Pompa air yang hisapannya lemah atau airnya tidak naik sering dianggap kerusakan pompa atau tekanan air yang lemah dari sumber, padahal 70-80% kasusnya adalah masalah priming, foot valve, atau kebocoran jalur hisap, bukan pompa sendiri. Penyebab paling umum: kehilangan priming (pompa harus di-priming setiap kali), foot valve rusak atau tersumbat, kebocoran kecil di jalur hisap, pompa undersized untuk kedalaman sumur, atau head total berlebih (kombinasi angkat + dorong melebihi kapasitas pompa). Untuk konteks mekanisme hisapan dan priming, lihat cara kerja pompa air.
Cara mengatasi pompa tidak naik: cek 5 penyebab secara berurutan dari yang paling sederhana (priming, foot valve) ke yang paling serius (pompa undersized, head total berlebih). 70-80% kasus selesai di cek 1-3 tanpa perlu ganti pompa.
Artikel ini membahas 5 penyebab pompa air tidak naik, cara cek priming (re-priming), cara cek foot valve, cara cek jalur hisap, cara cek apakah pompa undersized atau head total berlebih, dan 5 langkah diagnosis urutan.
5 Penyebab Pompa Air Tidak Naik (Hisapan Lemah)
- Penyebab satu — kehilangan priming. Pompa harus di-priming setiap kali mau dipakai, dan priming hilang terus saat pompa dimatikan. Ini penyebab paling sering, sekitar 40% kasus.
- Penyebab dua — foot valve rusak atau tersumbat. Klep foot valve tidak bisa menutup rapat, sehingga air di pipa hisap turun kembali ke sumur, dan priming hilang terus. Atau saringan foot valve tersumbat lumpur, kerikil, atau sampah organik, sehingga air tidak bisa masuk dengan lancar. Sekitar 20% kasus.
- Penyebab tiga — kebocoran kecil di jalur hisap. Sambungan drat longgar, sambungan lem retak, atau pipa berkarat yang bocor halus. Kebocoran kecil membuat priming hilang terus, dan ini penyebab sekitar 15% kasus. Untuk konteks mekanisme hisapan dan priming, lihat cara kerja pompa air.
- Penyebab empat — pompa undersized.
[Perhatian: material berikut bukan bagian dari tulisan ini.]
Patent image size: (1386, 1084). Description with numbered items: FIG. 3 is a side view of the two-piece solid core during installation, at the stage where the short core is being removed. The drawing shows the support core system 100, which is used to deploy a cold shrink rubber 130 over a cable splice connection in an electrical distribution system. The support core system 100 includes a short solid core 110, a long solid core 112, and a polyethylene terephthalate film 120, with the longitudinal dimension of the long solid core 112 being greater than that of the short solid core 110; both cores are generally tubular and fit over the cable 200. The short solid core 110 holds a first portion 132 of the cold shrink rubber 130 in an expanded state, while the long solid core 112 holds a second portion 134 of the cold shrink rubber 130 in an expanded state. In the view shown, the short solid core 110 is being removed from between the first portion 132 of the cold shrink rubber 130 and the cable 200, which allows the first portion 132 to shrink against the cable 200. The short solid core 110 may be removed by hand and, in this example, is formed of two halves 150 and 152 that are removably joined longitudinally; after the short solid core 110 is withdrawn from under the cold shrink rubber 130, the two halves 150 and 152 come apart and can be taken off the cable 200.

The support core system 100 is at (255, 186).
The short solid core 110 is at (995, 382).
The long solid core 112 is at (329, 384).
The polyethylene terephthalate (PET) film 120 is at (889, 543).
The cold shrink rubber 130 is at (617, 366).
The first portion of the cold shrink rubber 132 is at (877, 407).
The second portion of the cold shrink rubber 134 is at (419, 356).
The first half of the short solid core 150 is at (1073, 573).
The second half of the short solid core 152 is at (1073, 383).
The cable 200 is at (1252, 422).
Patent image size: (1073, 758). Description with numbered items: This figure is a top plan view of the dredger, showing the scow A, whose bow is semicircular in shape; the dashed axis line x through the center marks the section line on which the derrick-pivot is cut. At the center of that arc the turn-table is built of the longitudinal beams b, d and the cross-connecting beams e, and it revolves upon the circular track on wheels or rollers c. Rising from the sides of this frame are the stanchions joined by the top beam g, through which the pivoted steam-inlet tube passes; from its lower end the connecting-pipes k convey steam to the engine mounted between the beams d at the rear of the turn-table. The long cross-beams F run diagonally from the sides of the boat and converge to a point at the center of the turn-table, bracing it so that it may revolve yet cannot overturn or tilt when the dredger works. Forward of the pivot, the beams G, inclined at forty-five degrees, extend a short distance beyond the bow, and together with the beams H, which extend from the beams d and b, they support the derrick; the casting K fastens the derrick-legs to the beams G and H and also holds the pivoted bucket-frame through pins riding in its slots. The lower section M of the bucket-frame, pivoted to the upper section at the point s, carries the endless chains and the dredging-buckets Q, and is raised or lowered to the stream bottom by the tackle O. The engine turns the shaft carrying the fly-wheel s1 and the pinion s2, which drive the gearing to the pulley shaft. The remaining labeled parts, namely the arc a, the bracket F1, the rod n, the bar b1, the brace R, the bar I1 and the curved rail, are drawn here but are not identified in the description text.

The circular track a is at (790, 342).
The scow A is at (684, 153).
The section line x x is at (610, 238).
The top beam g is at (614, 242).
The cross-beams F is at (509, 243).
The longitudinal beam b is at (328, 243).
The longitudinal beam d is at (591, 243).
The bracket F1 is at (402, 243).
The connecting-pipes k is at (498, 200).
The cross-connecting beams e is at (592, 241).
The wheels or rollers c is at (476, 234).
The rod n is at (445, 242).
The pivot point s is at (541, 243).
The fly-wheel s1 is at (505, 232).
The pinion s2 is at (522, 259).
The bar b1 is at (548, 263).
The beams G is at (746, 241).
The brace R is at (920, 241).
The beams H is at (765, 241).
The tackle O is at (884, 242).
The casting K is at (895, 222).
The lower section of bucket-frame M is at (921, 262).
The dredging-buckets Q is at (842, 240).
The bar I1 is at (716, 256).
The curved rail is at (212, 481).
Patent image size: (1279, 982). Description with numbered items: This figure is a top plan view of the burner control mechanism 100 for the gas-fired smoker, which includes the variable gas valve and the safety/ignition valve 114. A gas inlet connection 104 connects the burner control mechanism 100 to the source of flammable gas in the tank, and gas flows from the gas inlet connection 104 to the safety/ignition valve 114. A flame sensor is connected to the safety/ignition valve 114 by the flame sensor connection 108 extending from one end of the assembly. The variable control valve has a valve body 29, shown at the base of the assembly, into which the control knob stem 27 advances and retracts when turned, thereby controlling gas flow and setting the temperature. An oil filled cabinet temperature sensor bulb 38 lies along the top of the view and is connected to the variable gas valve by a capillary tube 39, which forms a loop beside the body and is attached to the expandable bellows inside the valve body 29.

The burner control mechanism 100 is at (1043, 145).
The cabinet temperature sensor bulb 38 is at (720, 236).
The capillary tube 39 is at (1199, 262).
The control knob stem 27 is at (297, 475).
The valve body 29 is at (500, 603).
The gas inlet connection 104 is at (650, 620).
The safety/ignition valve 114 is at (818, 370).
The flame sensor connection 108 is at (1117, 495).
Kapasitas pompa tidak cukup untuk kedalaman sumur atau beda tinggi tandon ke titik pakai. Pompa 1/2 PK yang dipasang di sumur 10m dengan tandon di atap rumah 2 lantai akan undersized, dan hasilnya air keluar lemah atau tidak naik. Sekitar 15% kasus.
- Penyebab lima — head total berlebih. Kombinasi head angkat dari sumur ke pompa + head dorong dari tandon ke titik pakai + head tekanan di titik pakai melebihi head maksimum pompa di spec sheet. Sekitar 10% kasus. Mulai cek dari penyebab satu (paling sederhana) ke penyebab lima (paling serius), dan 70-80% kasus selesai di cek 1-3.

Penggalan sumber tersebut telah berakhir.